Sharing buffers between devices

Posted Sep 10, 2011 2:53 UTC (Sat) by smowton (guest, #57076) [Link]

Building pagetables is certainly more expensive than not doing so; this patch just separates the concepts of get-handle-to-kernel-memory and pin-kernel-memory-for-direct-access, which seems entirely sensible.
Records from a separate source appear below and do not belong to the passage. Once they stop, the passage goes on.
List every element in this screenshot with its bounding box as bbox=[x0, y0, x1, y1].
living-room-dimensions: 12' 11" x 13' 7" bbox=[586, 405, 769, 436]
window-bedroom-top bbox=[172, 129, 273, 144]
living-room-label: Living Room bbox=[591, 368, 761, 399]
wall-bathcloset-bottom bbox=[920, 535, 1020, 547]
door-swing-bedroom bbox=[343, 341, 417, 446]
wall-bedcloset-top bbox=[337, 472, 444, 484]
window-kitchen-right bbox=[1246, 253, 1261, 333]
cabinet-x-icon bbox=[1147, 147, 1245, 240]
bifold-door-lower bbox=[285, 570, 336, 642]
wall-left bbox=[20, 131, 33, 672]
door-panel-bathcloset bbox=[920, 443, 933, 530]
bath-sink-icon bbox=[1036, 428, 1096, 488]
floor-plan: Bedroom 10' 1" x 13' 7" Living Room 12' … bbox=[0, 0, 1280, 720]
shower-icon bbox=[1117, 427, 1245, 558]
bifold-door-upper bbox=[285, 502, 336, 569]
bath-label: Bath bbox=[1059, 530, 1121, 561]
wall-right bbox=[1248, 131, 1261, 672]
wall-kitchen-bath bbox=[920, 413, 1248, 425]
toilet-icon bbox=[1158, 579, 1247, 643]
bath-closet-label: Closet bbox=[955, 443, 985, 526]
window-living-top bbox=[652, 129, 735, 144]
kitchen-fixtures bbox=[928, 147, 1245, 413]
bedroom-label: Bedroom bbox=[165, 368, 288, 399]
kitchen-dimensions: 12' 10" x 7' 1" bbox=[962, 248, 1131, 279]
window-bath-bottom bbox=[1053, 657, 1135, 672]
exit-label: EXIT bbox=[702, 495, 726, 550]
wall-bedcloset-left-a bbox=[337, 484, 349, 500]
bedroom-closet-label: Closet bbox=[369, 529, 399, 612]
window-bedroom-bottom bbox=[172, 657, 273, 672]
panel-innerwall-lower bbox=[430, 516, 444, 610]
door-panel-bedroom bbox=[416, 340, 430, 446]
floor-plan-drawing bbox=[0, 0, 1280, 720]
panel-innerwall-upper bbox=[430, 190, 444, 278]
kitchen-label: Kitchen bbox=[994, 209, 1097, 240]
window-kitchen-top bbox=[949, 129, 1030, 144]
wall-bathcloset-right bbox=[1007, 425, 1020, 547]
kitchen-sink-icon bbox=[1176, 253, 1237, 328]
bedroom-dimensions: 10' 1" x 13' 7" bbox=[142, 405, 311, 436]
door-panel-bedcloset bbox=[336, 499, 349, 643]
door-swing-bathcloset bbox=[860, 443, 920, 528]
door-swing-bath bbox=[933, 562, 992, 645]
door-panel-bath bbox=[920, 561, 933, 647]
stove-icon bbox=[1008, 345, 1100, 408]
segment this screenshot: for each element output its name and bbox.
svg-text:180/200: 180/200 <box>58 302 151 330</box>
See also sendfile(), which is a special case of splice().

I *think* splice() should be able to accomplish the same feats as this patchset providing both ends can provide an FD that adequately represents what we want to do with the buffer; e.g. in the case that we're piping network packets to a video device, the video driver needs to be able to provide an FD representing the target video buffer, pixel format, etc, so something like:

// fd is a socket
int fd2 = ioctl(video_control_fd, IOCTL_GET_SINK_FD, /* description of sink buffer */);
splice(fd, fd2, ...);

In the language of this patchset the network driver would provide an ioctl that yields a buffer FD, and the video driver would provide one that copies buffer data into specified video memory.

int bufferfd;
int fd = ioctl(socket_or_if_control_fd, IOCTL_GET_PACKET_BUFFER, &bufferfd);
ioctl(video_control_fd, IOCTL_COPY_BUFFER_TO_VMEM, fd2, /* buffer description */);

Basically a splice()-based approach would need more ioctls in order to establish something that looks like a "connection endpoint" that means what we want it to, but mean less FD table operations if we want to repeatedly perform a similar operation (likely?), whilst an ioctl() + fd-per-buffer approach means lots of fd table operations (efficient locks in the table?) but less syscalls if we're routing buffers in a way that would effectively compel a splice operation to create a new channel per operation.